Nous avons surtout argumenté auprès de la Direction et de nos collègues les enjeux économiques, culturels que devait impliquer l’anglicisation des outils de travail, puis des esprits et des consciences. Petit à petit, nous avons eu des témoignages des salariés qui souhaitaient avoir le logiciel en français, mais qui n’osaient pas le dire.

Lors des réunions avec la Direction, nous demandions en quelle langue la réunion allait se tenir avant même de nous asseoir, refusant ainsi le fait accompli.

En effet la CFTC proposait de s’exprimer en allemand pour cette réunion, en portugais pour la suivante, en grec, ou bien en espagnol, afin de montrer que la Direction avait une politique réductrice ne proposant que l’anglais comme unique langue de travail.

Cependant 6 mois plus tard, la Direction prenait la décision de tout rétablir en français.

Ce fut une prise de conscience.

Depuis 1999, les logiciels sont donc en français, Pour combien de temps ?

Certes nous avions gagné sur la langue de travail, mais d’autres combats étaient à venir : par exemple, celui de la structure de la phrase qui était elle même anglaise : inversion de l’ordre des mots, le sujet devient objet. Était-ce sans importance ?

Cela déstructurait la pensée, le français n’étant pas une langue à inversion.

C’était aussi une fatigue mentale supplémentaire, imperceptible.

Nous avons obtenu gain de cause, mais il a fallu encore se battre.

Lors d’une réunion au sein du groupe AXA, le Président a interpellé le délégué syndical CFTC en le traitant de franchouillard parce qu’il demandait que les comptes rendus de réunion soient en français.

Nous lui avons répondu par affichage que nous étions aussi des «italouillards, des hispanouillards, sénégaloulliards, des deutschouillards et des anglouillards».

Toujours est-il que nous constatons la disparition du français dans le monde du travail.

Négligence, culpabilité de s’exprimer en français, lâcheté, absence de réflexion, honte …

Où sont ils, ceux qui devraient soutenir l’espace francophone ?

Qui se souvient que la première fonction donnée par Dieu à l’homme est celle de nommer ?

Que deviennent ceux qui ne savent plus nommer les choses dans leur langue ?

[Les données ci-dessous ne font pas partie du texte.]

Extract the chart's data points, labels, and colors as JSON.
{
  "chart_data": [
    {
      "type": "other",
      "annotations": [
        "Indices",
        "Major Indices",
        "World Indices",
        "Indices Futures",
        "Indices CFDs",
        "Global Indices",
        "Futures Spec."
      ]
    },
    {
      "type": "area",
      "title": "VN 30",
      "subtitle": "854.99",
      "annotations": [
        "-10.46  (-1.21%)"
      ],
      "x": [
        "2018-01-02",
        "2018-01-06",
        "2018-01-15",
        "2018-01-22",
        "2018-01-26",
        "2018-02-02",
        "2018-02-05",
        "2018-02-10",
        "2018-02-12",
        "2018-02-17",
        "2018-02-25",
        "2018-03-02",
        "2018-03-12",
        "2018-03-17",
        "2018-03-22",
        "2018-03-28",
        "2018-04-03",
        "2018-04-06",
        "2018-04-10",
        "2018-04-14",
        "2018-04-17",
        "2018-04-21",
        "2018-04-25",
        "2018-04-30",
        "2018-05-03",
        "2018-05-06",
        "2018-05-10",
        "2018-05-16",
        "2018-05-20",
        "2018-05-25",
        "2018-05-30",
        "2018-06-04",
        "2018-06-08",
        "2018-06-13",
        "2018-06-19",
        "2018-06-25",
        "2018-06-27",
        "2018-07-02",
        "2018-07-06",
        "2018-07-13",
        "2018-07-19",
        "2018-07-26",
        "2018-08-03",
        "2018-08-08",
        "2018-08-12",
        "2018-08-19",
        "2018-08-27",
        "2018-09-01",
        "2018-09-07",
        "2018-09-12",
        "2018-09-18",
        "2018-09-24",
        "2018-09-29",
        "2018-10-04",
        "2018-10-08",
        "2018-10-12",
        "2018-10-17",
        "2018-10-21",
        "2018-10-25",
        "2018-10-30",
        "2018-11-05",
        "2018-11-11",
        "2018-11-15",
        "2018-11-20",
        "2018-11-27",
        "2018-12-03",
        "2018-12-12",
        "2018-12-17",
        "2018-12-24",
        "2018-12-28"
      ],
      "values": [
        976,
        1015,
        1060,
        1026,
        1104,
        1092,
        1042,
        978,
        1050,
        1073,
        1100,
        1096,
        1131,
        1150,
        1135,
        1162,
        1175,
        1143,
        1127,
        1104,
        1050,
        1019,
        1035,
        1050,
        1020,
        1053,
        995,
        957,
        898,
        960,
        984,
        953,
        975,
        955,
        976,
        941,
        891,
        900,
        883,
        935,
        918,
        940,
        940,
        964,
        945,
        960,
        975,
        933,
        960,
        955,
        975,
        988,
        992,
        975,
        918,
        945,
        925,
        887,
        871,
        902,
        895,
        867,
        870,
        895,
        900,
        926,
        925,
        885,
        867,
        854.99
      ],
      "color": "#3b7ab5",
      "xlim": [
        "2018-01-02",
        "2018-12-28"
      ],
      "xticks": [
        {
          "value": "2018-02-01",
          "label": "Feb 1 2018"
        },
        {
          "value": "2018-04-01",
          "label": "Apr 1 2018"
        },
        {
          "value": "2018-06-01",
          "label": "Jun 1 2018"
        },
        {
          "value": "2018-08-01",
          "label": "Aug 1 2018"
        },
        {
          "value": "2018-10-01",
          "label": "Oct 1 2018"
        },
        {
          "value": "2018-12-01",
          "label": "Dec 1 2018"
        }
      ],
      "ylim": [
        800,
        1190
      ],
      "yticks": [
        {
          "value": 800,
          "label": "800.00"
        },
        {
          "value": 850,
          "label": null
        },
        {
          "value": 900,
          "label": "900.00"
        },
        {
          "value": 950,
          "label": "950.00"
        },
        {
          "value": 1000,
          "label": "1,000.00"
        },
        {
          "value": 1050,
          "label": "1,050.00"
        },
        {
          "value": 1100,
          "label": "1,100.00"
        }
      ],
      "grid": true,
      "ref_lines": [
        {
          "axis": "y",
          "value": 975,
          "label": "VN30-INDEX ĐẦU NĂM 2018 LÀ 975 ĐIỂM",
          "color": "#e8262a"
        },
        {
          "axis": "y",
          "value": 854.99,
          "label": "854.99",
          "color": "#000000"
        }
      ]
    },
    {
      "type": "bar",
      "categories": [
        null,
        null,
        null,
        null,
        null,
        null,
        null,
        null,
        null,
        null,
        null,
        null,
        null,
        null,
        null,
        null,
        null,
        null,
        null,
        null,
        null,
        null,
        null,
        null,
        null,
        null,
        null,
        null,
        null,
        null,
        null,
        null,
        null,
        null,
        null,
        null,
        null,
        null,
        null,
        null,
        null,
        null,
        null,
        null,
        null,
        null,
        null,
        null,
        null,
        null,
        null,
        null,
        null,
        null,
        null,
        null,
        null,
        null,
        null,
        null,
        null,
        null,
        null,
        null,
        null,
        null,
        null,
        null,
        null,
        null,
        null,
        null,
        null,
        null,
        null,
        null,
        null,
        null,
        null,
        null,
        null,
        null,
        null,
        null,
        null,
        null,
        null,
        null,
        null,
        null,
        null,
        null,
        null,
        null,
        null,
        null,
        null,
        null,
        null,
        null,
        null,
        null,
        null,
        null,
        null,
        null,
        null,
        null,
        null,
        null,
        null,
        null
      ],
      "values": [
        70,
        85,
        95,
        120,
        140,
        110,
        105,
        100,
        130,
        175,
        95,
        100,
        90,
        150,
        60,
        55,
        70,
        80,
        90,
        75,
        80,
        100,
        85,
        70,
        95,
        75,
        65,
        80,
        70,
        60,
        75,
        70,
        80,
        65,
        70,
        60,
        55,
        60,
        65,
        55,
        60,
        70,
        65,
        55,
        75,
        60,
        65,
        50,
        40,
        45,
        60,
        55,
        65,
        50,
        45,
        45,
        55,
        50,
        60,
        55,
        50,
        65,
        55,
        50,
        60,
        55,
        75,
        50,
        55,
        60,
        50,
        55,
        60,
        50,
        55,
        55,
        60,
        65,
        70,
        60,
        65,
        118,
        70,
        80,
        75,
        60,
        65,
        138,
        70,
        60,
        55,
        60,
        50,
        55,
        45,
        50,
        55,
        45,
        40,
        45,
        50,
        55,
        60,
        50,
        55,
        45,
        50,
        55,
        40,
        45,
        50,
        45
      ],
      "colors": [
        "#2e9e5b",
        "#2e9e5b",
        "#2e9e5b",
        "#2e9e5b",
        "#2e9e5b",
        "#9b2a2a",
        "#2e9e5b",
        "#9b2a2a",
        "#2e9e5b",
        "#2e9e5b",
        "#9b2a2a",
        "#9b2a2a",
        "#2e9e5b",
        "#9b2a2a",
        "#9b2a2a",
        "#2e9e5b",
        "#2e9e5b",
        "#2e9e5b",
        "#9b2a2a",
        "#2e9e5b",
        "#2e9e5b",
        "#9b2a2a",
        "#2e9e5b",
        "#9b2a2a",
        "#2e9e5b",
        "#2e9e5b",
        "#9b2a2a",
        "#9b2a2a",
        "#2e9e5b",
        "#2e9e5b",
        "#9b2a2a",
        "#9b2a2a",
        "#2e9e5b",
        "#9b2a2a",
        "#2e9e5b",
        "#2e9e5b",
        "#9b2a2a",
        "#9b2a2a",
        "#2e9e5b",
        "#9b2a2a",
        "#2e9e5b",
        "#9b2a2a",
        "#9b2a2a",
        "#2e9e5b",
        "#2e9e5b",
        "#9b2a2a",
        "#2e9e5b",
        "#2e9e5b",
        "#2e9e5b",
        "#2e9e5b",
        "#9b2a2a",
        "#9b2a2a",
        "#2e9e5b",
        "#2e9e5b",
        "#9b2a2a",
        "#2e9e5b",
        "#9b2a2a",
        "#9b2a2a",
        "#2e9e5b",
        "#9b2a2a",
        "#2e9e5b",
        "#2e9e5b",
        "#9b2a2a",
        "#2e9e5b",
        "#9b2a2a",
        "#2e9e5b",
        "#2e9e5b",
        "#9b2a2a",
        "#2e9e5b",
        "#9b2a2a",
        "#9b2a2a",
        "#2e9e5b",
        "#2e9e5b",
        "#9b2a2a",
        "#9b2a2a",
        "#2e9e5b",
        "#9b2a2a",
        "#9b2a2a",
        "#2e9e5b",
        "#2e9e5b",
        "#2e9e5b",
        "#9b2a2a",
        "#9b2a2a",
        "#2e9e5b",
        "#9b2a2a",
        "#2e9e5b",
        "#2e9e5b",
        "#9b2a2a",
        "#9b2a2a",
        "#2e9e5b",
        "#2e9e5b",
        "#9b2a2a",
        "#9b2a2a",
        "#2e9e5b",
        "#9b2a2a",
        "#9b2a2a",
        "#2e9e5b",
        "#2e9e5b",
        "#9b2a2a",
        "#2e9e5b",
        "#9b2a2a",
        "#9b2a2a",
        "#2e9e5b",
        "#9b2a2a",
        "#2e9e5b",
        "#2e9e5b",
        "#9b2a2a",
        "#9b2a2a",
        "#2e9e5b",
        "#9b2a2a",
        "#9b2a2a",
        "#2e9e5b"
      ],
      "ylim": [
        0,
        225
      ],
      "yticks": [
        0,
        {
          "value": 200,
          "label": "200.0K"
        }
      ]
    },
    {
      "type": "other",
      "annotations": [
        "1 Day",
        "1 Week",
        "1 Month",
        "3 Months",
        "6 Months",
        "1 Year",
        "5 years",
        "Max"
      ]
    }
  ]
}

Défendre l’espace francophone, c’est préserver des emplois pour les francophones et la place de la civilisation française dans le contexte de la mondialisation.

Aujourd’hui ce mercredi 7 janvier 2004, le Ministère de la Francophonie a souhaité nous rencontrer …

Dans l’attente de cette rencontre, recevez, Monsieur, l’expression de nos salutations syndicales.